Hay algo extraordinariamente valioso en la contingencia; es el campo de nuestra libertad. Es cierto que, a veces, lo limita absolutamente; un choque frontal entre vehículos puede producir muertos; se acabó entonces la libertad con la vida misma. También la enfermedad es fruto de la contingencia; nos contagiamos con una cepa microbiana, dos cromosomas 21 no se separan y surge un síndrome de Down, se mutan nuestras células y aparece un cáncer, se rompe un vaso y acaece una hemorragia cerebral, etc., etc. No es raro que en el sorteo navideño se hable del día de la salud: se es afortunado si hay salud aunque no haya tocado nada. En realidad, a esa afirmación subyace la impresión de que son más probables las malas contingencias que las buenas, siendo mucho más frecuente que sobrevenga una enfermedad que seamos agraciados con un sorteo millonario. Esa impresión de maldad asociada a lo contingente ha dado lugar a otra expresión habitual, carente de rigor estadístico, “las desgracias nunca vienen solas”.


Pero, alguna vez, de repente, lo bueno sucede. Lo hemos visto ayer. Alguien que habrá venido en alguna patera, que habrá conseguido llegar a Francia malamente, consigue también trepar por la fachada de una casa y evita que un niño caiga al vacío desde un cuarto piso. ¿Y si no hubiera nacido en Mali? ¿Y si no se hubiera jugado la vida para llegar a Francia? ¿Y si…? ¿Y si…? Entre tantas preguntas inútiles, hay una, un “y si..” que muestra la gran posibilidad, la que resulta de la libertad a la que reta la contingencia, en este caso, la de encontrarse con un niño a punto de caer de un cuarto piso.

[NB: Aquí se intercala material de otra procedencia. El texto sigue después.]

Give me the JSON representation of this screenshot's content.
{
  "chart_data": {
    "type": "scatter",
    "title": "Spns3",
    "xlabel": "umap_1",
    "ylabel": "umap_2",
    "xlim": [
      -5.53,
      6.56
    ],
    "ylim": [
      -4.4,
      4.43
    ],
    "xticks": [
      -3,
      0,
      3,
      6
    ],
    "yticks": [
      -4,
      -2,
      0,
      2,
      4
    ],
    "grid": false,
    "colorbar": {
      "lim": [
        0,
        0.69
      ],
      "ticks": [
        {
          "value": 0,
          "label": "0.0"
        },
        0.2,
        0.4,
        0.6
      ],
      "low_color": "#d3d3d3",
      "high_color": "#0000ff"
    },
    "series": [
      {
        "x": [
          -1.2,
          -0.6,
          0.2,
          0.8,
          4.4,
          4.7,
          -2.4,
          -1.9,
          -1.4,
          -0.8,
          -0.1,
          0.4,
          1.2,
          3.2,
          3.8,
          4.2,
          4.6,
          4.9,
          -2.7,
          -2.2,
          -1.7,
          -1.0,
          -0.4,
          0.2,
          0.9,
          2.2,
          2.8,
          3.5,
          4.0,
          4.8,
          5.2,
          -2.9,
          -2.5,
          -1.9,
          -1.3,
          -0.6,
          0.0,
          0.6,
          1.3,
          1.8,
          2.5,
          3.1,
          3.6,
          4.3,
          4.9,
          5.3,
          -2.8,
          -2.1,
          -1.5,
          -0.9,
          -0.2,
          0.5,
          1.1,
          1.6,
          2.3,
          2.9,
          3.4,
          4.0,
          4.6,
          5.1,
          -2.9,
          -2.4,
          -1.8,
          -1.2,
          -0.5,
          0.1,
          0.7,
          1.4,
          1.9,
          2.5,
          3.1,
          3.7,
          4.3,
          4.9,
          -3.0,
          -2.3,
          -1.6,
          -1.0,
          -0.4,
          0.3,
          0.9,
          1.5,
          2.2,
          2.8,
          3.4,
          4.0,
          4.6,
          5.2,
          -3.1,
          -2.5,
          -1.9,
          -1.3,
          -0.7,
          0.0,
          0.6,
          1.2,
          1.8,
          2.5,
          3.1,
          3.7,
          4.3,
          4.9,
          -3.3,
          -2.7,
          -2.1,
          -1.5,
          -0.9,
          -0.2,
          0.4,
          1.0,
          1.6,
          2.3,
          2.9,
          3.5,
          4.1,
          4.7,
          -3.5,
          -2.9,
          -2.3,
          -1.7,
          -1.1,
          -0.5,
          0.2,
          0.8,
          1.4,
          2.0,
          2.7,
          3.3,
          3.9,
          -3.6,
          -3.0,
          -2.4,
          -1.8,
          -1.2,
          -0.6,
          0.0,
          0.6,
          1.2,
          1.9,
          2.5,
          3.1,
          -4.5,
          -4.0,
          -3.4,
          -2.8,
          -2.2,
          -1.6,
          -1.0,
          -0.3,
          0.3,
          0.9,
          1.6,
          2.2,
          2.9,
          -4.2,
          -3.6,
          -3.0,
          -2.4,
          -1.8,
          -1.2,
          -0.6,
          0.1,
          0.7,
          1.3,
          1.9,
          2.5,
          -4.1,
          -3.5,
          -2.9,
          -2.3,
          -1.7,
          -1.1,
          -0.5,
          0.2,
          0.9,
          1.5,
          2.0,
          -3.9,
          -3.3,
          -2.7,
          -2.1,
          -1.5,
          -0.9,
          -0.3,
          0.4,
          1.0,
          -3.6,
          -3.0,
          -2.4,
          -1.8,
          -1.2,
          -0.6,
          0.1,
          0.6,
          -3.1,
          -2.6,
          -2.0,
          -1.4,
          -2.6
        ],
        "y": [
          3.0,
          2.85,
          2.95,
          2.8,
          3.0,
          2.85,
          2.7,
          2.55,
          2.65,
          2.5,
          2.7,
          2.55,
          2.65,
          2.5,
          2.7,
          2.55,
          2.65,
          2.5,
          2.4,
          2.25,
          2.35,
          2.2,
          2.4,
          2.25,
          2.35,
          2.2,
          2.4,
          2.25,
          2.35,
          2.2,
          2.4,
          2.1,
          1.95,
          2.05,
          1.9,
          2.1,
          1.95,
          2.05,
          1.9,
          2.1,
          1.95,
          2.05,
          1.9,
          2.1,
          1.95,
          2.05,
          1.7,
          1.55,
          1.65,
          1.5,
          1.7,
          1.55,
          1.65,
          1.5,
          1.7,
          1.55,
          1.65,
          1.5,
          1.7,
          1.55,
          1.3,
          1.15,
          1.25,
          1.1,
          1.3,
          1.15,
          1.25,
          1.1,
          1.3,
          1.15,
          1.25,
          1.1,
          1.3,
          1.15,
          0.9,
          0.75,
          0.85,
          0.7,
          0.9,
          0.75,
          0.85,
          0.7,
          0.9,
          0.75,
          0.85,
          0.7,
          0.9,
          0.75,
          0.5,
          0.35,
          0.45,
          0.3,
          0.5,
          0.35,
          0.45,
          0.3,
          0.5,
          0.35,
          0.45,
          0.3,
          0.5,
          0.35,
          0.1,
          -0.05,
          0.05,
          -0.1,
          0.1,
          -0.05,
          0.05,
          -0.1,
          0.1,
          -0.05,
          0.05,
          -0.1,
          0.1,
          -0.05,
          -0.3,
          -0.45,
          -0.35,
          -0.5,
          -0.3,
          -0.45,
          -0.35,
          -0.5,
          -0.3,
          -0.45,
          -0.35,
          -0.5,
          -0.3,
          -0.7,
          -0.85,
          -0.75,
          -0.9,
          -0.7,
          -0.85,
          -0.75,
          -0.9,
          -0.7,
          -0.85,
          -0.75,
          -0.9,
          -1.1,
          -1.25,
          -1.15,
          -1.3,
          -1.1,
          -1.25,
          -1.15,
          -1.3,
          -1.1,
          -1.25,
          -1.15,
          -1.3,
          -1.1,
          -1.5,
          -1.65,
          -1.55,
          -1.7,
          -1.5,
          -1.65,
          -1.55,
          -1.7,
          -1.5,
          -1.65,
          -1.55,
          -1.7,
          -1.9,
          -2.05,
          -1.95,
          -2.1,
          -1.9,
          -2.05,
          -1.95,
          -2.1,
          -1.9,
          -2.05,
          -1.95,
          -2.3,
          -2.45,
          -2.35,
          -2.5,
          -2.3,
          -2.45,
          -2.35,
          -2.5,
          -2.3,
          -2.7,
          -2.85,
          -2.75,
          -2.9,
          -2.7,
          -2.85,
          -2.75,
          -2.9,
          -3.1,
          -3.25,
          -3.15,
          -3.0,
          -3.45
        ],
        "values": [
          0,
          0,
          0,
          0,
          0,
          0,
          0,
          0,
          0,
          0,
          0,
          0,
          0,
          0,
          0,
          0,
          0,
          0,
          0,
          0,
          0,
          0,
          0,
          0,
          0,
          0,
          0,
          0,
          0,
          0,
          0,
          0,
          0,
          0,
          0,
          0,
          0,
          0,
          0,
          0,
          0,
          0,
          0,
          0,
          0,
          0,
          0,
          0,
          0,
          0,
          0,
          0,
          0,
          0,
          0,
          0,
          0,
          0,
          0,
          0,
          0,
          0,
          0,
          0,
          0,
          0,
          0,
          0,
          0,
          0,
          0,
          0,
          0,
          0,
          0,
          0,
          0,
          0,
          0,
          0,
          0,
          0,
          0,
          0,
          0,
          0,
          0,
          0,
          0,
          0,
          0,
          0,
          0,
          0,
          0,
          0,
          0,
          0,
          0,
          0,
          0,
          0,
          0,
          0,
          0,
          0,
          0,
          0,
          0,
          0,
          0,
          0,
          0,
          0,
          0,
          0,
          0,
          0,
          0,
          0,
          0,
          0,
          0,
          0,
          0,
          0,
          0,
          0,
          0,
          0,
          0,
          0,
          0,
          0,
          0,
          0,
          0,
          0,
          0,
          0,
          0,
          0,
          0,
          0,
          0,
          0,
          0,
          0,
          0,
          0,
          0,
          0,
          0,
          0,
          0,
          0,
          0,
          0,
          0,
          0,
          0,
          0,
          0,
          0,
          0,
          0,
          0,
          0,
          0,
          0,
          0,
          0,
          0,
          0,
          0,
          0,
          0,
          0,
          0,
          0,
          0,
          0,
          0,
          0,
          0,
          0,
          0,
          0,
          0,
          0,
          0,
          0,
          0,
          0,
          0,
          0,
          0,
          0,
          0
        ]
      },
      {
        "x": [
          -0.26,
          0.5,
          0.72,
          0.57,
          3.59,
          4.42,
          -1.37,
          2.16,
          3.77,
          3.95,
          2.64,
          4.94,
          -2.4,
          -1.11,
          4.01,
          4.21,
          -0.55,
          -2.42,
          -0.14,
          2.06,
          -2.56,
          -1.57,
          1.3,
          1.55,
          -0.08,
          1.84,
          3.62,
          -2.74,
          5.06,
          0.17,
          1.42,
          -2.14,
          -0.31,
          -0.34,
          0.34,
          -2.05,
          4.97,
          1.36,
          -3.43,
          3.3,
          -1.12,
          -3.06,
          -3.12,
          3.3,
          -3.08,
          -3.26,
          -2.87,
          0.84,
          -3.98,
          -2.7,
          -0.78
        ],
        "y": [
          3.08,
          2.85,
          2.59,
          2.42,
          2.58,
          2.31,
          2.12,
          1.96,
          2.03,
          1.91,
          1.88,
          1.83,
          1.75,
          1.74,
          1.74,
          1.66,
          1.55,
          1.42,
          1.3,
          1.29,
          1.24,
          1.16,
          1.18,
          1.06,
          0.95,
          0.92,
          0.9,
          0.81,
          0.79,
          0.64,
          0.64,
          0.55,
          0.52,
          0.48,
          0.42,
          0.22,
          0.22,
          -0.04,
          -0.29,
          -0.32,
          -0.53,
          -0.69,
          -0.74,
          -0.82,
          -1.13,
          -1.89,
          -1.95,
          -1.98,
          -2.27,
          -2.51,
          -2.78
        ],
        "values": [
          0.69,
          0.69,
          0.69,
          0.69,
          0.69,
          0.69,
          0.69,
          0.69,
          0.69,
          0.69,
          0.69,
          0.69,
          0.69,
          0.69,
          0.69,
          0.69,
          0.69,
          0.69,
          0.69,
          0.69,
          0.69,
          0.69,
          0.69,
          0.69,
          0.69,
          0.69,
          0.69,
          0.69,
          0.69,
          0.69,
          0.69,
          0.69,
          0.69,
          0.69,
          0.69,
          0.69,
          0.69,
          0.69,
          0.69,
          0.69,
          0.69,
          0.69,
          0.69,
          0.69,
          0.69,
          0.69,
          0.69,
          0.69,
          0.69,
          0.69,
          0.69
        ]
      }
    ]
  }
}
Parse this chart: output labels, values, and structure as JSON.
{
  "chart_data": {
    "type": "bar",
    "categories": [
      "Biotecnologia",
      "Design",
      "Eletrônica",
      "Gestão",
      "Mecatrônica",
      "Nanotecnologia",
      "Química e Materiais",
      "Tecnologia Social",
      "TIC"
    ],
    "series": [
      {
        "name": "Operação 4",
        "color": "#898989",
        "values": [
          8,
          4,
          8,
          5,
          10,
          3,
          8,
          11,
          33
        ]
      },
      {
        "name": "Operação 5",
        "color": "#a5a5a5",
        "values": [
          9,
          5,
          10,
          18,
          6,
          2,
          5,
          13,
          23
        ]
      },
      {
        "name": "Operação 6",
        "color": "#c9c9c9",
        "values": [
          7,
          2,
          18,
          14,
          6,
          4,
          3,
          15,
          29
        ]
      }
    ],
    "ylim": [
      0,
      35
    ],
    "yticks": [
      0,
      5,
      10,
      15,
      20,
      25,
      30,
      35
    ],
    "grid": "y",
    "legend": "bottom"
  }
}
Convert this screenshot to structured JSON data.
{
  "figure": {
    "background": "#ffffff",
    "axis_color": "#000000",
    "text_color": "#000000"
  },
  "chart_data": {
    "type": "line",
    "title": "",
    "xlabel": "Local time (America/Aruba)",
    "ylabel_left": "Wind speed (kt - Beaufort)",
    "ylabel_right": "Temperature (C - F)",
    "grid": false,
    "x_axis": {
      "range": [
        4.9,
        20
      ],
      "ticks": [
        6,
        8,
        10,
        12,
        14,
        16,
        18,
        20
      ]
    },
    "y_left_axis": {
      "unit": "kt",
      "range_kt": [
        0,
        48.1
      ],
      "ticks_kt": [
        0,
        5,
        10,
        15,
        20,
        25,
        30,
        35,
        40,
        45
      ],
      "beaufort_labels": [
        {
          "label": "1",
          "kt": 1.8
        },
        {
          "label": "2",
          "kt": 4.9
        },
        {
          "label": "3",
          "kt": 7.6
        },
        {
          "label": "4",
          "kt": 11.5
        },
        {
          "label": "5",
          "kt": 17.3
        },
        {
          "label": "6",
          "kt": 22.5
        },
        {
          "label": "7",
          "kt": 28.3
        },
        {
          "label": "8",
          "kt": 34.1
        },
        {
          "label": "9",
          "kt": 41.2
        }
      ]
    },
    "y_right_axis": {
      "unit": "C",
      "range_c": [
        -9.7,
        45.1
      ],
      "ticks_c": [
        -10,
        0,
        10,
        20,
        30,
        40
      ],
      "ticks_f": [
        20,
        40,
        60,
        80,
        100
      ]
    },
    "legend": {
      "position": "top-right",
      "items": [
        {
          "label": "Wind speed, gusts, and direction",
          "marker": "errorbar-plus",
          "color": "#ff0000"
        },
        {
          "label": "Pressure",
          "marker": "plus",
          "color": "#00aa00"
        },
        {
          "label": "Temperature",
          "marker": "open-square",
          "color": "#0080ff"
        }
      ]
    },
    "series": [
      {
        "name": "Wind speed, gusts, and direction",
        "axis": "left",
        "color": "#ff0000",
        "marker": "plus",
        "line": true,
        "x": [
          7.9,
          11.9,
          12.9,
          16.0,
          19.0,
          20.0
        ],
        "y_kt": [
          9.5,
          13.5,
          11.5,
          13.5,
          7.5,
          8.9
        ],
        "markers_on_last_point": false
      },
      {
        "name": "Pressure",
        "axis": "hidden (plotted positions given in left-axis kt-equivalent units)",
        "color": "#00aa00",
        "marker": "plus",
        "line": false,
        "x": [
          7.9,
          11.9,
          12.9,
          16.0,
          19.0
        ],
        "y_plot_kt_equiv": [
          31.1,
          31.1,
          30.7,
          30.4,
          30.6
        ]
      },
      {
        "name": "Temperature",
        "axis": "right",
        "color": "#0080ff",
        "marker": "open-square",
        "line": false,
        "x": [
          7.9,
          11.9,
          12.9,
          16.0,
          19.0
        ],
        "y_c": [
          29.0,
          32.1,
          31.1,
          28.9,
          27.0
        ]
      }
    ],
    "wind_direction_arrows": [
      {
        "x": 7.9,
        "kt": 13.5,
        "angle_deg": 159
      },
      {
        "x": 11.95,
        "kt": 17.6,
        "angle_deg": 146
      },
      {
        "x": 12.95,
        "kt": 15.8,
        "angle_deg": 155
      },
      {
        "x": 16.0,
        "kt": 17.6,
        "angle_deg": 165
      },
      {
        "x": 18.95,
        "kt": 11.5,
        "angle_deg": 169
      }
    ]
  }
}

Había más gente mirando. Un hombre sin patria no lo piensa y simplemente actúa. Ha hecho uso de una elección con la que se jugó, quizá una vez más entre otras muchas, su vida, descartando la opción que sería comprensible de ir a ver un partido de fútbol. Tomó la gran, la ejemplar, decisión ética, la amorosa. Esa a la que se refirió Jesús y que tan mal, tan sensibleramente se suele interpretar: se jugó el tipo por otra persona, por un niño de un país en el que tantos supremacistas verían bien que no hubiera negros.


¿Por qué lo hizo? Duns Scoto dijo aquello de “pudo, quiso, luego lo hizo” para referirse nada menos que a Dios como base teológica del dogma de la inmaculada concepción de María. Ayer parece que uno de los ángeles de Dios tomó la forma de un hombre, inmigrante de Mali en Francia, que realizó el sueño de cualquier niño que imagina a un Spiderman salvador. Como en la expresión de Scoto, pudo hacerlo, aunque no tenía la garantía a priori de tal posibilidad. Pero, sobre todo, quiso, decidió hacerlo, eligiendo un riesgo letal frente a la posibilidad más "comprensible" de ir, como pensaba, a ver el partido de fútbol.


Un acto así, heroico, nos reconforta porque remite a lo bueno humano, a la capacidad que todos tenemos de amar y a la posibilidad, si la situación lo requiere, de ser capaz de jugarse la vida por amor. Siempre nos confrontamos con la libertad y la responsabilidad. La opción ética no siempre será espectacular, pero siempre será posible asumirla. Siempre será factible ser radicalmente humanos en el aspecto bueno, desinteresado, amoroso. Ejemplos como el de Mamoudu Gassama nos sitúan ante el espejo esencial.